O Brasil chegou a um tal nível de descalabro que se torna necessário destacar que a tarefa primeira do Estado é a segurança. Verdade tão banal que chega a ser defendida por todos os filósofos políticos.
No entanto, algo tão banal, no nosso país, é objeto de debates e, sobretudo, de tergiversações.
Em troca, temos a banalização do mal, que chega às raias do absurdo com uma criança sendo arrastada em um carro, chocalhada feito um boneco e morta por um bando de assassinos.
O cinismo é tão grande que os ditos sensatos declaram que nenhuma medida deve ser tomada sob forte emoção. Cabe, porém, a pergunta: se não é a forte emoção que provoca iniciativas salutares como a da redução da maioridade penal proposta pelo Senador Antônio Carlos Magalhães, quando será ela tomada? Quando de ataques de esquadrões do crime em várias cidades, o argumento foi o mesmo. O que foi feito depois? Nada.
A impunidade só piorou. Infelizmente o que aconteceu com essa criança faz parte de uma lógica da impunidade, que começa na corrupção de Brasília e se estende para todos os outros setores da vida nacional. Até quando? Vejamos as funções principais do Estado.

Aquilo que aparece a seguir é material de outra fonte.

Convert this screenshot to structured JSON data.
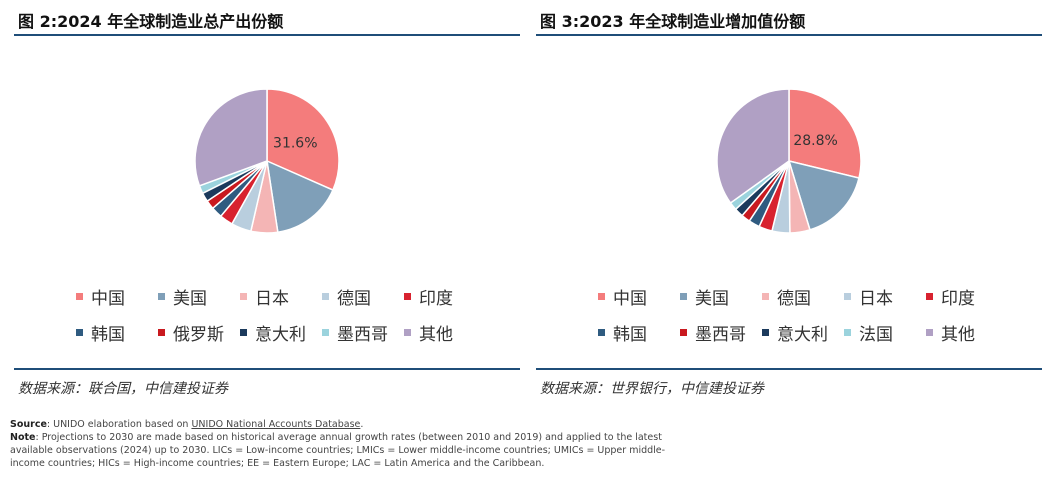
{
  "chart_data": [
    {
      "type": "pie",
      "title": "图 2:2024 年全球制造业总产出份额",
      "categories": [
        "中国",
        "美国",
        "日本",
        "德国",
        "印度",
        "韩国",
        "俄罗斯",
        "意大利",
        "墨西哥",
        "其他"
      ],
      "values": [
        31.6,
        16.0,
        6.0,
        4.5,
        3.0,
        2.5,
        2.0,
        2.0,
        1.8,
        30.6
      ],
      "data_labels": [
        "31.6%"
      ],
      "colors": [
        "#f47c7c",
        "#7f9fb8",
        "#f4b5b5",
        "#b9cede",
        "#d8222f",
        "#2f5b80",
        "#c9191f",
        "#1b3a5c",
        "#9bd3dd",
        "#b0a0c4"
      ],
      "legend_placement": "bottom",
      "source": "数据来源：联合国，中信建投证券"
    },
    {
      "type": "pie",
      "title": "图 3:2023 年全球制造业增加值份额",
      "categories": [
        "中国",
        "美国",
        "德国",
        "日本",
        "印度",
        "韩国",
        "墨西哥",
        "意大利",
        "法国",
        "其他"
      ],
      "values": [
        28.8,
        16.5,
        4.5,
        4.0,
        3.0,
        2.5,
        2.0,
        2.0,
        1.8,
        34.9
      ],
      "data_labels": [
        "28.8%"
      ],
      "colors": [
        "#f47c7c",
        "#7f9fb8",
        "#f4b5b5",
        "#b9cede",
        "#d8222f",
        "#2f5b80",
        "#c9191f",
        "#1b3a5c",
        "#9bd3dd",
        "#b0a0c4"
      ],
      "legend_placement": "bottom",
      "source": "数据来源：世界银行，中信建投证券"
    }
  ],
  "note": {
    "source_label": "Source",
    "source_text_a": ": UNIDO elaboration based on ",
    "source_link": "UNIDO National Accounts Database",
    "source_text_b": ".",
    "note_label": "Note",
    "note_text": ": Projections to 2030 are made based on historical average annual growth rates (between 2010 and 2019) and applied to the latest available observations (2024) up to 2030. LICs = Low-income countries; LMICs = Lower middle-income countries; UMICs = Upper middle-income countries; HICs = High-income countries; EE = Eastern Europe; LAC = Latin America and the Caribbean."
  }
}
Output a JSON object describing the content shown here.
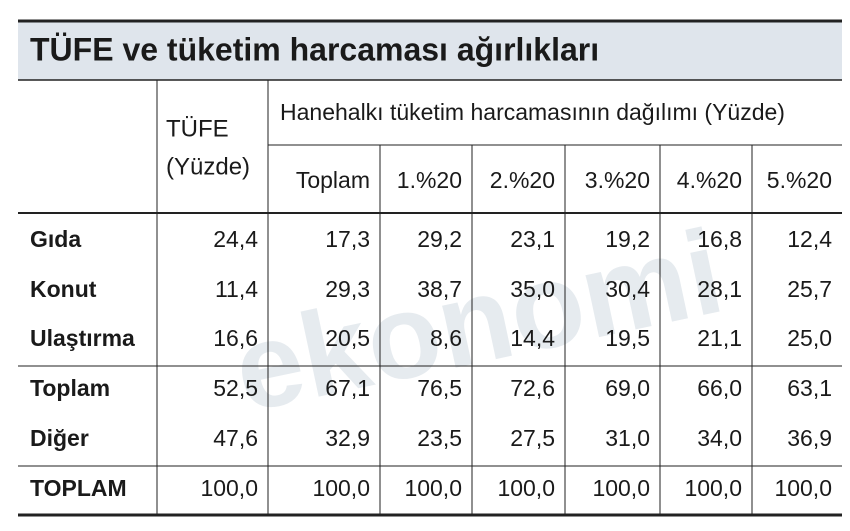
{
  "title": "TÜFE ve tüketim harcaması ağırlıkları",
  "watermark": "ekonomi",
  "table": {
    "header": {
      "tufe": [
        "TÜFE",
        "(Yüzde)"
      ],
      "group": "Hanehalkı tüketim harcamasının dağılımı (Yüzde)",
      "columns": [
        "Toplam",
        "1.%20",
        "2.%20",
        "3.%20",
        "4.%20",
        "5.%20"
      ]
    },
    "rows": [
      {
        "label": "Gıda",
        "values": [
          "24,4",
          "17,3",
          "29,2",
          "23,1",
          "19,2",
          "16,8",
          "12,4"
        ]
      },
      {
        "label": "Konut",
        "values": [
          "11,4",
          "29,3",
          "38,7",
          "35,0",
          "30,4",
          "28,1",
          "25,7"
        ]
      },
      {
        "label": "Ulaştırma",
        "values": [
          "16,6",
          "20,5",
          "8,6",
          "14,4",
          "19,5",
          "21,1",
          "25,0"
        ]
      },
      {
        "label": "Toplam",
        "values": [
          "52,5",
          "67,1",
          "76,5",
          "72,6",
          "69,0",
          "66,0",
          "63,1"
        ]
      },
      {
        "label": "Diğer",
        "values": [
          "47,6",
          "32,9",
          "23,5",
          "27,5",
          "31,0",
          "34,0",
          "36,9"
        ]
      },
      {
        "label": "TOPLAM",
        "values": [
          "100,0",
          "100,0",
          "100,0",
          "100,0",
          "100,0",
          "100,0",
          "100,0"
        ]
      }
    ]
  }
}
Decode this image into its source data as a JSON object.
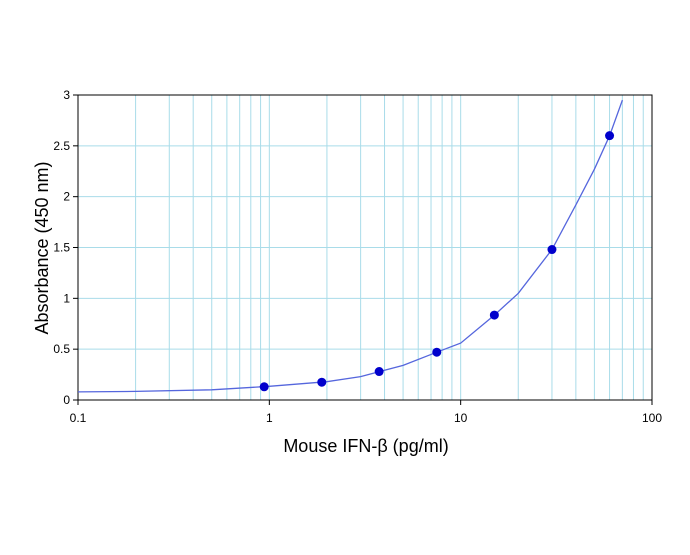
{
  "chart_data": {
    "type": "scatter",
    "x_label": "Mouse IFN-β (pg/ml)",
    "y_label": "Absorbance (450 nm)",
    "x_log": true,
    "grid": true,
    "xlim": [
      0.1,
      100
    ],
    "ylim": [
      0,
      3
    ],
    "xticks": [
      0.1,
      1,
      10,
      100
    ],
    "xminorticks": [
      0.2,
      0.3,
      0.4,
      0.5,
      0.6,
      0.7,
      0.8,
      0.9,
      2,
      3,
      4,
      5,
      6,
      7,
      8,
      9,
      20,
      30,
      40,
      50,
      60,
      70,
      80,
      90
    ],
    "yticks": [
      0,
      {
        "value": 0.5,
        "label": "0.5"
      },
      1,
      {
        "value": 1.5,
        "label": "1.5"
      },
      2,
      {
        "value": 2.5,
        "label": "2.5"
      },
      3
    ],
    "series": [
      {
        "color": "#0000cc",
        "x": [
          0.94,
          1.88,
          3.75,
          7.5,
          15,
          30,
          60
        ],
        "values": [
          0.13,
          0.175,
          0.28,
          0.47,
          0.835,
          1.48,
          2.6
        ]
      },
      {
        "color": "#5566dd",
        "x": [
          0.1,
          0.2,
          0.5,
          1,
          2,
          3,
          5,
          7.5,
          10,
          15,
          20,
          30,
          40,
          50,
          60,
          70
        ],
        "values": [
          0.08,
          0.085,
          0.1,
          0.135,
          0.18,
          0.23,
          0.34,
          0.47,
          0.56,
          0.835,
          1.05,
          1.48,
          1.92,
          2.27,
          2.6,
          2.95
        ]
      }
    ]
  }
}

A vida. Se as pessoas vivem numa instituição chamada Estado é para que ela preserve aquilo que todos consideram como o seu bem essencial, a própria vida. Se os membros dessa instituição pagam impostos é para que ela assegure a sua própria segurança. Isto significa que as pessoas deveriam poder dormir sossegadas sem medo de serem ameaçadas por alguém que invada a sua moradia ou tome alguém como um corpo morto/vivo sendo arrastado pelas ruas de uma cidade. Frente a uma situação deste tipo, de barbárie, o nosso presidente da República teria declarado que não apoiaria o projeto em pauta no Senado, porque não se pode "desproteger os adolescentes". Realmente, não dá para entender. Desprotegidos estão as crianças e adolescentes que não podem mais sair pelas ruas do Brasil, atacados inclusive por adolescentes que podem assassinar impunemente. Até o argumento adicional de que um presídio normal os pioraria, carece de qualquer fundamento.
Piores não poderiam ficar! Já o são. O corpo. Movimentar-se pelas ruas de uma cidade, ir ao trabalho, passear, aproveitar do lazer são atividades inerentes às pessoas que vivem sob a proteção estatal. Ou deveriam ser.
O direito de ir e vir origina-se na proteção do corpo que se movimenta livremente em busca daquilo que lhe aparece como sendo um bem, na busca do prazer e no evitar a dor. Isto implica que a pessoa tem o direito natural de buscar a realização dos seus desejos mediante os bens que lhe apetecem, sem que ninguém deva intervir nesse processo, seguindo as leis e normas que regram o convívio humano. Ora, o que ocorre na vida cotidiana? As pessoas têm medo do que pode acontecer com o seu corpo graças a assaltos, roubos, seqüestros e outras atividades criminosas que espreitam o seu bem-estar e os seus movimentos a qualquer instante. Cabe então a pergunta: por que deveriam pagar impostos se a sua retribuição principal não lhes é assegurada? A propriedade. A defesa da propriedade assegura que as pessoas possam conservar a sua própria vida, usufruir dos seus bens e, sobretudo, mediante contratos assegurados pelo Estado, propiciar o crescimento econômico e o desenvolvimento social. As pessoas só investem em si e na ampliação dos seus patrimônios, em interação com os outros, se relações impessoais, chamadas de mercado, são asseguradas por leis e instituições.
Trata-se tanto da vida individual, daquilo que uma pessoa veste, quanto do seu esforço através do seu trabalho e dos seus investimentos.
O que não pode ocorrer é que uma pessoa desconfie do seu Estado, visto que ele esteja apenas preocupado em preservar os interesses de grupos corporativos, incrustados no próprio aparelho estatal. Se propriedades são invadidas nas cidades e no campo sem que os governos assumam as suas responsabilidades, é porque há algo de extremamente inquietante acontecendo. Se a lógica da impunidade em todos os setores da vida nacional prevalece, não há porque chocar-se com a banalização do mal que estamos vivendo.
E, no entanto, continuamos a ficar chocados, pois a indignação ainda se faz presente. Falta ela, porém, se manifestar publicamente!